The gunman, 28-year-old Ismaaiyl Abdula Brinsley, traveled from Baltimore, where police said he had shot and wounded his girlfriend, to New York and during the day posted on the social media service Instagram that he would be "putting wings on pigs today," using an anti-police slur.
The two New York City Police Department officers, Rafael Ramos, 40, and Wenjian Liu, 32, had no time to react when Brinsley appeared next to their vehicle, and shot both officers with a silver semi-automatic handgun, said NYPD Police Commissioner William Bratton.
Baltimore police said they learned of the suspect's posts on Saturday afternoon and called NYPD officials to alert them that digital data showed he had traveled to the city's borough of Brooklyn. But the call came in less than an hour before officials said Brinsley, who was black, shot and killed two officers as they sat in their patrol car near a major housing project.
The officers he killed were Hispanic and Asian-American.
Brinsley fled to a nearby subway station where he shot himself in the head and died, Bratton added.
The attack, the first fatal shooting of an NYPD officer since 2011, follows weeks of sometimes violent protests around the United States over a pair of incidents in which white police officers shot and killed unarmed black men. In July, a police officer in New York's Staten Island borough killed Eric Garner, a father of six, while trying to arrest him for illegally selling cigarettes.
In each case, grand juries that reviewed the deaths concluded that the police officers involved had broken no laws. The decisions not to charge the officers added to protesters' anger.
De Blasio, who called the attack an "assassination," and Bratton attended a Sunday morning service at St. Patrick's Cathedral, where Cardinal Timothy Dolan addressed the shooting.
"We mourn the brutal and irrational execution of two young, promising, devoted police officers," Dolan said. "We worry about a city tempted to tension and division."
In August, a police officer in the St. Louis suburb of Ferguson, Missouri, shot and killed a 18-year-old Michael Brown after an argument that began while Brown was walking in the middle of the street on a residential block after allegedly stealing a box of cigarillos from a convenience store.
Brinsley cited both cases in the Instagram post in which he threatened police, saying "they take 1 of ours ... let's take 2 of theirs."
Meanwhile, 30 miles northwest of Tampa, Florida, a police officer was shot and killed early Sunday, local authorities reported.
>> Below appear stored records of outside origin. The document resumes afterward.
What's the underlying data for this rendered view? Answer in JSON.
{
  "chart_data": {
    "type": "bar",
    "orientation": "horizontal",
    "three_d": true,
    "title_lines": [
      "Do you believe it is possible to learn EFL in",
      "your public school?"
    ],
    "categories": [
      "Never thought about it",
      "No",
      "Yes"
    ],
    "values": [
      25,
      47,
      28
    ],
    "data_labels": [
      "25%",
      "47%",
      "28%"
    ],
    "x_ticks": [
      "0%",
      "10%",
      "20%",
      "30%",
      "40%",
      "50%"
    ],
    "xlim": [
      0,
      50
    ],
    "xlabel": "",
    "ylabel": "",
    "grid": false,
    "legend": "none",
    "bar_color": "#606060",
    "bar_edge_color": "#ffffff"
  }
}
They had not yet released a motive for the attack.
Leaders of recent anti-police protests, including longtime New York civil rights activist Reverend Al Sharpton, also condemned the attack.
Bratton said investigators were checking whether Brinsley had attended any of the recent protests.
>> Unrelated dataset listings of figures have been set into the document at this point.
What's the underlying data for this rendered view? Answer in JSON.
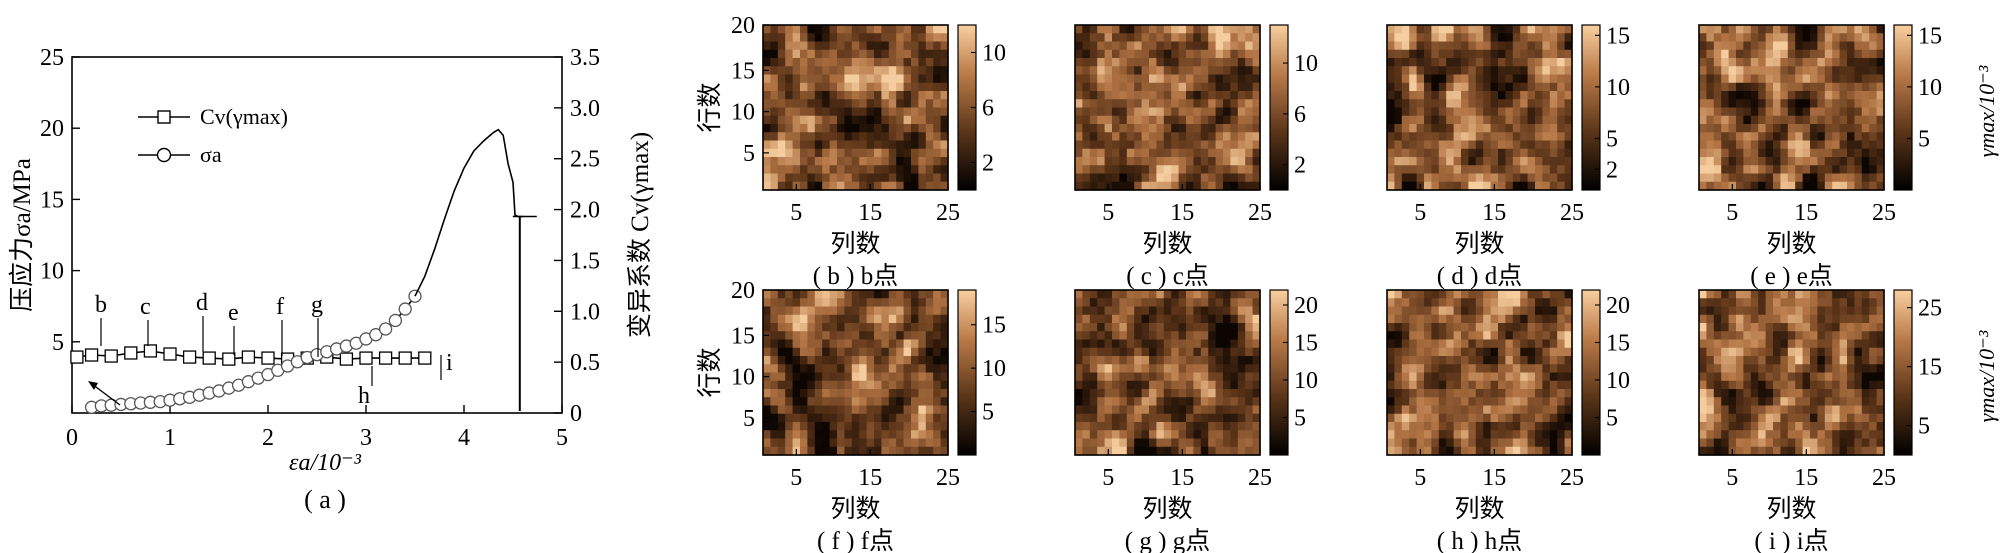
{
  "chart_data": [
    {
      "type": "line",
      "panel": "(a)",
      "caption": "( a )",
      "xlabel": "εa/10⁻³",
      "ylabel_left": "压应力σa/MPa",
      "ylabel_right": "变异系数 Cv(γmax)",
      "xlim": [
        0,
        5
      ],
      "x_ticks": [
        "0",
        "1",
        "2",
        "3",
        "4",
        "5"
      ],
      "ylim_left": [
        0,
        25
      ],
      "y_ticks_left": [
        "5",
        "10",
        "15",
        "20",
        "25"
      ],
      "ylim_right": [
        0,
        3.5
      ],
      "y_ticks_right": [
        "0",
        "0.5",
        "1.0",
        "1.5",
        "2.0",
        "2.5",
        "3.0",
        "3.5"
      ],
      "legend_position": "top-left",
      "series": [
        {
          "name": "Cv(γmax)",
          "axis": "right",
          "marker": "square",
          "x": [
            0.05,
            0.2,
            0.4,
            0.6,
            0.8,
            1.0,
            1.2,
            1.4,
            1.6,
            1.8,
            2.0,
            2.2,
            2.4,
            2.6,
            2.8,
            3.0,
            3.2,
            3.4,
            3.6
          ],
          "y": [
            0.55,
            0.57,
            0.56,
            0.59,
            0.61,
            0.58,
            0.55,
            0.54,
            0.53,
            0.55,
            0.54,
            0.53,
            0.54,
            0.55,
            0.53,
            0.54,
            0.54,
            0.54,
            0.54
          ]
        },
        {
          "name": "σa",
          "axis": "left",
          "marker": "circle",
          "x": [
            0.2,
            0.3,
            0.4,
            0.5,
            0.6,
            0.7,
            0.8,
            0.9,
            1.0,
            1.1,
            1.2,
            1.3,
            1.4,
            1.5,
            1.6,
            1.7,
            1.8,
            1.9,
            2.0,
            2.1,
            2.2,
            2.3,
            2.4,
            2.5,
            2.6,
            2.7,
            2.8,
            2.9,
            3.0,
            3.1,
            3.2,
            3.3,
            3.4,
            3.5
          ],
          "y": [
            0.4,
            0.5,
            0.55,
            0.6,
            0.65,
            0.7,
            0.75,
            0.8,
            0.9,
            1.0,
            1.1,
            1.25,
            1.4,
            1.55,
            1.75,
            1.95,
            2.2,
            2.45,
            2.7,
            3.0,
            3.3,
            3.6,
            3.9,
            4.1,
            4.3,
            4.5,
            4.7,
            4.9,
            5.2,
            5.5,
            5.9,
            6.5,
            7.3,
            8.2
          ]
        },
        {
          "name": "",
          "axis": "left",
          "marker": "none",
          "x": [
            3.5,
            3.6,
            3.7,
            3.8,
            3.9,
            4.0,
            4.1,
            4.2,
            4.3,
            4.35,
            4.4,
            4.45,
            4.5,
            4.52,
            4.55,
            4.58,
            4.6
          ],
          "y": [
            8.2,
            9.6,
            11.5,
            13.6,
            15.6,
            17.2,
            18.4,
            19.1,
            19.7,
            19.9,
            19.5,
            17.5,
            16.2,
            13.9,
            13.8,
            13.8,
            13.8
          ]
        }
      ],
      "annotations": [
        "b",
        "c",
        "d",
        "e",
        "f",
        "g",
        "h",
        "i"
      ]
    },
    {
      "type": "heatmap",
      "panel": "(b)",
      "caption": "( b ) b点",
      "xlabel": "列数",
      "ylabel": "行数",
      "x_ticks": [
        "5",
        "15",
        "25"
      ],
      "y_ticks": [
        "5",
        "10",
        "15",
        "20"
      ],
      "colorbar_ticks": [
        "2",
        "6",
        "10"
      ],
      "colorbar_range": [
        0,
        12
      ],
      "colorbar_label": ""
    },
    {
      "type": "heatmap",
      "panel": "(c)",
      "caption": "( c ) c点",
      "xlabel": "列数",
      "ylabel": "",
      "x_ticks": [
        "5",
        "15",
        "25"
      ],
      "y_ticks": [],
      "colorbar_ticks": [
        "2",
        "6",
        "10"
      ],
      "colorbar_range": [
        0,
        13
      ],
      "colorbar_label": ""
    },
    {
      "type": "heatmap",
      "panel": "(d)",
      "caption": "( d ) d点",
      "xlabel": "列数",
      "ylabel": "",
      "x_ticks": [
        "5",
        "15",
        "25"
      ],
      "y_ticks": [],
      "colorbar_ticks": [
        "2",
        "5",
        "10",
        "15"
      ],
      "colorbar_range": [
        0,
        16
      ],
      "colorbar_label": ""
    },
    {
      "type": "heatmap",
      "panel": "(e)",
      "caption": "( e ) e点",
      "xlabel": "列数",
      "ylabel": "",
      "x_ticks": [
        "5",
        "15",
        "25"
      ],
      "y_ticks": [],
      "colorbar_ticks": [
        "5",
        "10",
        "15"
      ],
      "colorbar_range": [
        0,
        16
      ],
      "colorbar_label": "γmax/10⁻³"
    },
    {
      "type": "heatmap",
      "panel": "(f)",
      "caption": "( f ) f点",
      "xlabel": "列数",
      "ylabel": "行数",
      "x_ticks": [
        "5",
        "15",
        "25"
      ],
      "y_ticks": [
        "5",
        "10",
        "15",
        "20"
      ],
      "colorbar_ticks": [
        "5",
        "10",
        "15"
      ],
      "colorbar_range": [
        0,
        19
      ],
      "colorbar_label": ""
    },
    {
      "type": "heatmap",
      "panel": "(g)",
      "caption": "( g ) g点",
      "xlabel": "列数",
      "ylabel": "",
      "x_ticks": [
        "5",
        "15",
        "25"
      ],
      "y_ticks": [],
      "colorbar_ticks": [
        "5",
        "10",
        "15",
        "20"
      ],
      "colorbar_range": [
        0,
        22
      ],
      "colorbar_label": ""
    },
    {
      "type": "heatmap",
      "panel": "(h)",
      "caption": "( h ) h点",
      "xlabel": "列数",
      "ylabel": "",
      "x_ticks": [
        "5",
        "15",
        "25"
      ],
      "y_ticks": [],
      "colorbar_ticks": [
        "5",
        "10",
        "15",
        "20"
      ],
      "colorbar_range": [
        0,
        22
      ],
      "colorbar_label": ""
    },
    {
      "type": "heatmap",
      "panel": "(i)",
      "caption": "( i ) i点",
      "xlabel": "列数",
      "ylabel": "",
      "x_ticks": [
        "5",
        "15",
        "25"
      ],
      "y_ticks": [],
      "colorbar_ticks": [
        "5",
        "15",
        "25"
      ],
      "colorbar_range": [
        0,
        28
      ],
      "colorbar_label": "γmax/10⁻³"
    }
  ],
  "colors": {
    "heat_dark": "#1a0c04",
    "heat_mid": "#8a5530",
    "heat_light": "#f6c89a",
    "line": "#000000"
  }
}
One of the longest-standing U.S. civil rights groups, the NAACP, on Sunday joined in condemning the attack but warned against tying it directly to the recent anti-police demonstrations.
"There is no connection between the peaceful protest of thousands of people of all races all over the country and, indeed, around the world, and this hideous act of violence," the group's legal defense fund said in a statement.
The killings also revealed bitter anger among some police toward New York City Mayor Bill de Blasio, who they see as not being supportive in the face of public anger.
Several officers turned their backs on de Blasio when he arrived at the Brooklyn hospital where the two officers were taken after they were shot, video showed.
Patrick Lynch, head of the Patrolmen's Benevolent Association, the country's largest municipal police union, said, "There's blood on many hands tonight ... That blood on the hands starts on the steps of City Hall in the office of the mayor."
The PBA had previously started a campaign in which officers could fill out a form asking de Blasio and other officials not to attend their funerals if they were to die in the line of duty.
It was not clear on Sunday how many officers had filled out the forms and information on the two slain officers' funerals was not yet available.